Salesforce Research, in collaboration with researchers from The University of Hong Kong, has introduced AGUVIS, an autonomous GUI interaction framework transforming workflows across platforms.
Current GUI automation tools suffer due to the discrepancy between natural language instructions and the visual representations of GUIs.
Existing tools often depend on closed-source models for reasoning and planning capabilities, leading to information loss.
AGUVIS utilizes a pure-vision approach, leveraging image-based input, increasing the accuracy of decision-making and reducing token costs.

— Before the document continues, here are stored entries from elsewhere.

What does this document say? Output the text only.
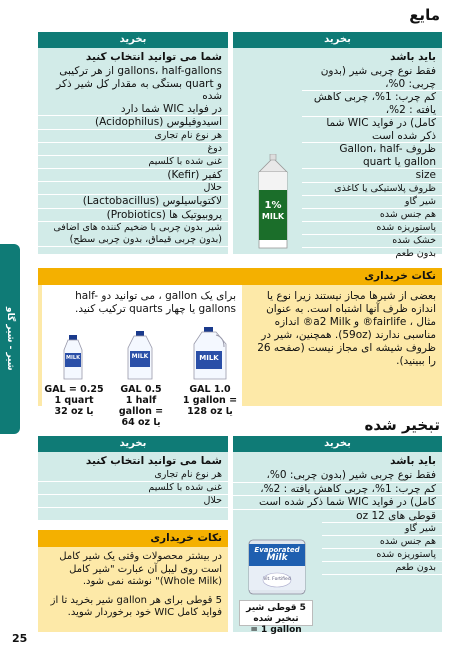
مایع
بخرید
باید باشد
فقط نوع چربی شیر (بدون چربی: 0%،
کم چرب: 1%، چربی کاهش یافته : 2%،
کامل) در فواید WIC شما ذکر شده است
ظروف Gallon، half-gallon یا quart
size
ظروف پلاستیکی یا کاغذی
شیر گاو
هم جنس شده
پاستوریزه شده
خشک شده
بدون طعم
1%
MILK
بخرید
شما می توانید انتخاب کنید
gallons، half-gallons از هر ترکیبی
و quart بستگی به مقدار کل شیر ذکر شده
در فواید WIC شما دارد
اسیدوفیلوس (Acidophilus)
هر نوع نام تجاری
دوغ
غنی شده با کلسیم
کفیر (Kefir)
حلال
لاکتوباسیلوس (Lactobacillus)
پروبیوتیک ها (Probiotics)
شیر بدون چربی با ضخیم کننده های اضافی
(بدون چربی قیماق، بدون چربی سطح)
شیر - شیر گاو
نکات خریداری
بعضی از شیرها مجاز نیستند زیرا نوع یا اندازه ظرف آنها اشتباه است. به عنوان مثال ، fairlife® و a2 Milk® اندازه مناسبی ندارند (59oz). همچنین، شیر در ظروف شیشه ای مجاز نیست (صفحه 26 را ببینید).
برای یک gallon ، می توانید دو half-gallons یا چهار quarts ترکیب کنید.
MILK	MILK	MILK
GAL = 0.25
1 quart
32 oz یا
GAL 0.5
1 half gallon =
64 oz یا
GAL 1.0
1 gallon =
128 oz یا
تبخیر شده
بخرید
باید باشد
فقط نوع چربی شیر (بدون چربی: 0%،
کم چرب: 1%، چربی کاهش یافته : 2%،
کامل) در فواید WIC شما ذکر شده است
قوطی های 12 oz
شیر گاو
هم جنس شده
پاستوریزه شده
بدون طعم
Evaporated
Milk
Vit. Fortified
5 قوطی شیر تبخیر شده
= 1 gallon
بخرید
شما می توانید انتخاب کنید
هر نوع نام تجاری
غنی شده با کلسیم
حلال
نکات خریداری
در بیشتر محصولات وقتی یک شیر کامل است روی لیبل آن عبارت "شیر کامل (Whole Milk)" نوشته نمی شود.
5 قوطی برای هر gallon شیر بخرید تا از فواید کامل WIC خود برخوردار شوید.
25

The AGUVIS Collection unifies and augments existing datasets with synthetic data to train robust and adaptable models.
The two-stage process of AGUVIS focuses on grounding and planning, allowing the model to perform single and multi-step tasks effectively.
AGUVIS demonstrated remarkable results in GUI grounding benchmarks, with accuracy rates of 88.3%, 85.7%, and 81.8% on web, mobile, and desktop platforms.
The system can generalize across platforms and handle platform-specific actions, such as swiping on mobile devices.
AGUVIS achieved efficient results, reducing USD inference costs by 93% as compared to existing models.
The vision-based AGUVIS framework provides an efficient and capable solution for autonomous GUI tasks.